In this context, shape analyses focus on inferring highly complex properties of heap-manipulating programs. These programs utilize data structures which are implemented using an unbounded number of dynamically- (heap-) allocated memory cells interconnected via mutable pointer-links. Because shape analyses have to reason about data structures whose size is not bounded by a fixed, known value, they cannot track explicitly the particular properties of every concrete memory cell which the program uses, as done, e.g., by analysis of variable-manipulating non-recursive programs. Instead, shape analyses summarize memory regions by letting one piece of abstract information, called summary predicate, describe several concrete cells. The need to cope with data structures of unbounded sizes is a challenge shape analyses share with static analyzers of array-manipulating programs. However, while the size of an array may change in different executions, its layout (i.e., its dimensions and the way its contents are spread over the memory) is fixed. In contrast, the layout of a pointer-linked data structure, colloquially referred to as its shape, may evolve dynamically during the program execution and a memory cell can be part of different data structures at different points in time. As a result, shape analyses need to let the denotation of summary predicates in terms of the constituents and layouts of the memory regions which they represent evolve during the analysis as well.

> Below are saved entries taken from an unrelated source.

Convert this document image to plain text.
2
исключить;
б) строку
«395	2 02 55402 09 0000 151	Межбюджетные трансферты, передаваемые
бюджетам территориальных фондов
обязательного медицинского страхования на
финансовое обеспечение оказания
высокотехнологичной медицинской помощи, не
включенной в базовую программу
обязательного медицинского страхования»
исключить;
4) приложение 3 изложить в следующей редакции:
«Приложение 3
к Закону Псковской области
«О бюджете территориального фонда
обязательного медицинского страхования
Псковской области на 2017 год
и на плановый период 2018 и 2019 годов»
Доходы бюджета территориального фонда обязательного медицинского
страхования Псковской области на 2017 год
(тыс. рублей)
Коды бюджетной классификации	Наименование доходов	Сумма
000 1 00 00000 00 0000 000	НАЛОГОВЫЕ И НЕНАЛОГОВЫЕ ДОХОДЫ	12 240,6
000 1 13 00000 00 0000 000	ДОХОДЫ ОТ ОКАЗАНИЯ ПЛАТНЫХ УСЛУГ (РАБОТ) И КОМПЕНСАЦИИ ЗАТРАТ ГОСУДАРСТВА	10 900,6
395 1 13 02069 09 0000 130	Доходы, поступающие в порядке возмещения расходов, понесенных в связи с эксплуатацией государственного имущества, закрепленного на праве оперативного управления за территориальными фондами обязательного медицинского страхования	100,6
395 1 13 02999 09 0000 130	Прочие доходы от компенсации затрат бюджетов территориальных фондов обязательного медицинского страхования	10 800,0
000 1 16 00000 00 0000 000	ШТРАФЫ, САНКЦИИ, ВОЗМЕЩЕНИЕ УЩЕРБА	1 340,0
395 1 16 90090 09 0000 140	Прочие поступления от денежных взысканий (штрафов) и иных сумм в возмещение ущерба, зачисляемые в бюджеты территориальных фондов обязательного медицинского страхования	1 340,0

In this survey, we consider that shape analyses are characterized and defined by the presence of summary predicates describing a set of concrete memory cells that varies during the course of the analysis. We use this characterization as a means for distinguishing shape analyses as a particular class of pointer analyses. We show that many “standard” pointer analyses do not fit the aforementioned description, while many analyses relying on very different mathematical foundations, e.g., shape graphs, three-valued logic, and separation logic, do.

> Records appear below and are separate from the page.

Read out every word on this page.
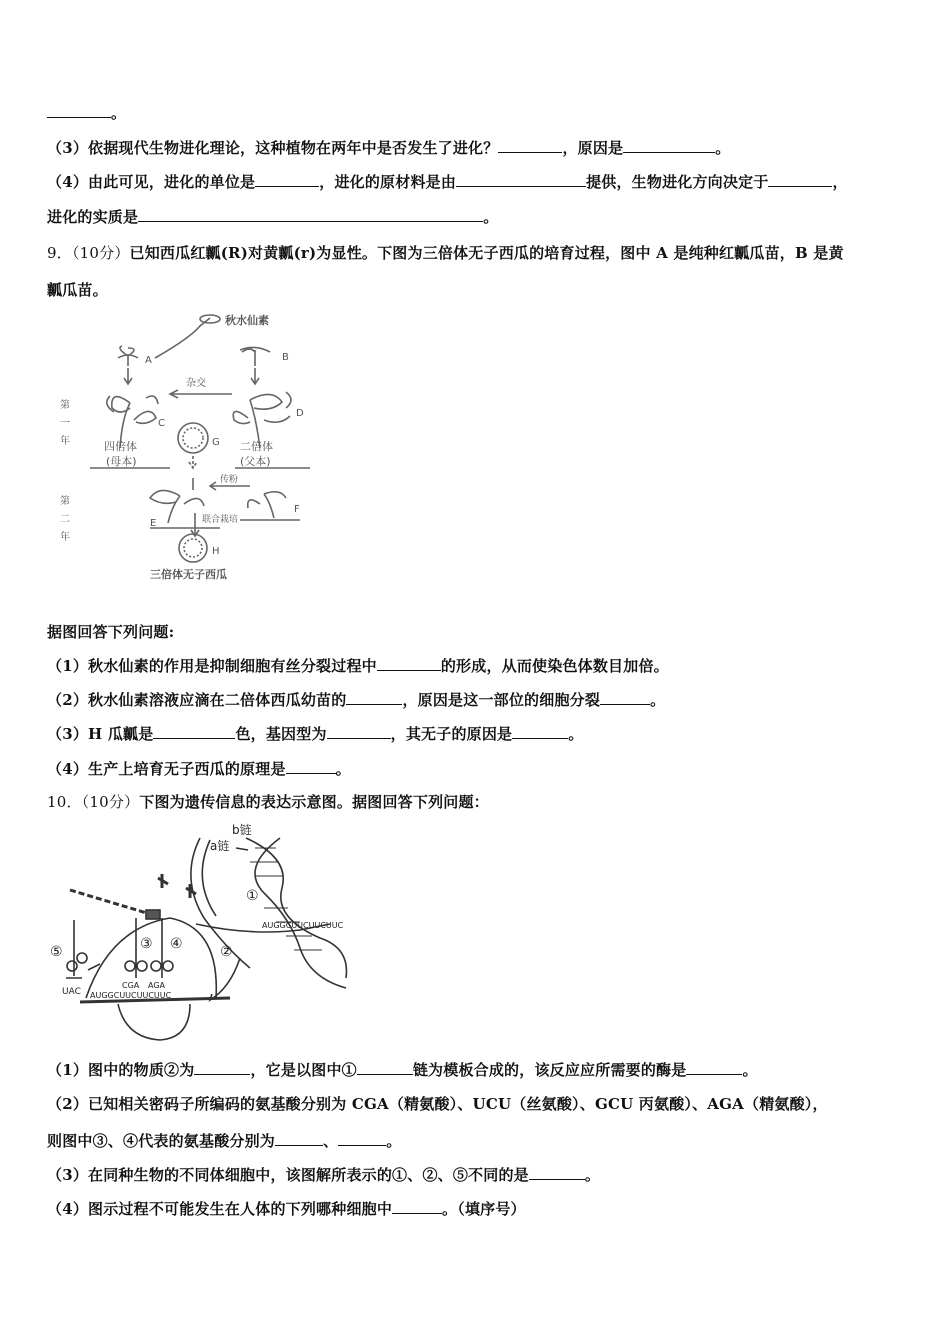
。
（3）依据现代生物进化理论，这种植物在两年中是否发生了进化？	，原因是	。
（4）由此可见，进化的单位是	，进化的原材料是由	提供，生物进化方向决定于	，
进化的实质是	。
9．（10分）已知西瓜红瓤(R)对黄瓤(r)为显性。下图为三倍体无子西瓜的培育过程，图中 A 是纯种红瓤瓜苗，B 是黄
瓤瓜苗。
秋水仙素
A	B
杂交
C
D
G
第
一
年
第
二
年
四倍体
(母本)
二倍体
(父本)
传粉
E
F
联合栽培
H
三倍体无子西瓜
据图回答下列问题:
（1）秋水仙素的作用是抑制细胞有丝分裂过程中	的形成，从而使染色体数目加倍。
（2）秋水仙素溶液应滴在二倍体西瓜幼苗的	，原因是这一部位的细胞分裂	。
（3）H 瓜瓤是	色，基因型为	，其无子的原因是	。
（4）生产上培育无子西瓜的原理是	。
10．（10分）下图为遗传信息的表达示意图。据图回答下列问题：
b链
a链
①
AUGGCUUCUUCUUC
②
AUGGCUUCUUCUUC
UAC
⑤	③ ④
CGA AGA
（1）图中的物质②为	，它是以图中①	链为模板合成的，该反应应所需要的酶是	。
（2）已知相关密码子所编码的氨基酸分别为 CGA（精氨酸）、UCU（丝氨酸）、GCU 丙氨酸）、AGA（精氨酸），
则图中③、④代表的氨基酸分别为	、	。
（3）在同种生物的不同体细胞中，该图解所表示的①、②、⑤不同的是	。
（4）图示过程不可能发生在人体的下列哪种细胞中	。（填序号）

The ambition of this survey is to provide a comprehensive introduction to the field of shape analysis, and to present the foundation of this topic, in a single document that is accessible to readers who are not familiar with it. To do so, we characterize the essence of shape analysis compared to more classical pointer analyses. We supply the intuition underlying the abstractions commonly used in shape analysis and the algorithms that allow to statically compute intricate semantic properties. Then, we cover the main families of shape analysis abstraction and algorithms, highlight the similarities between them, and also characterize the main differences between the most common approaches. Last, we review a few other static analysis works (such as array abstractions, dictionary abstractions and interprocedural analyses) that were influenced by the ideas of shape analysis, so as to demonstrate the impact of the field.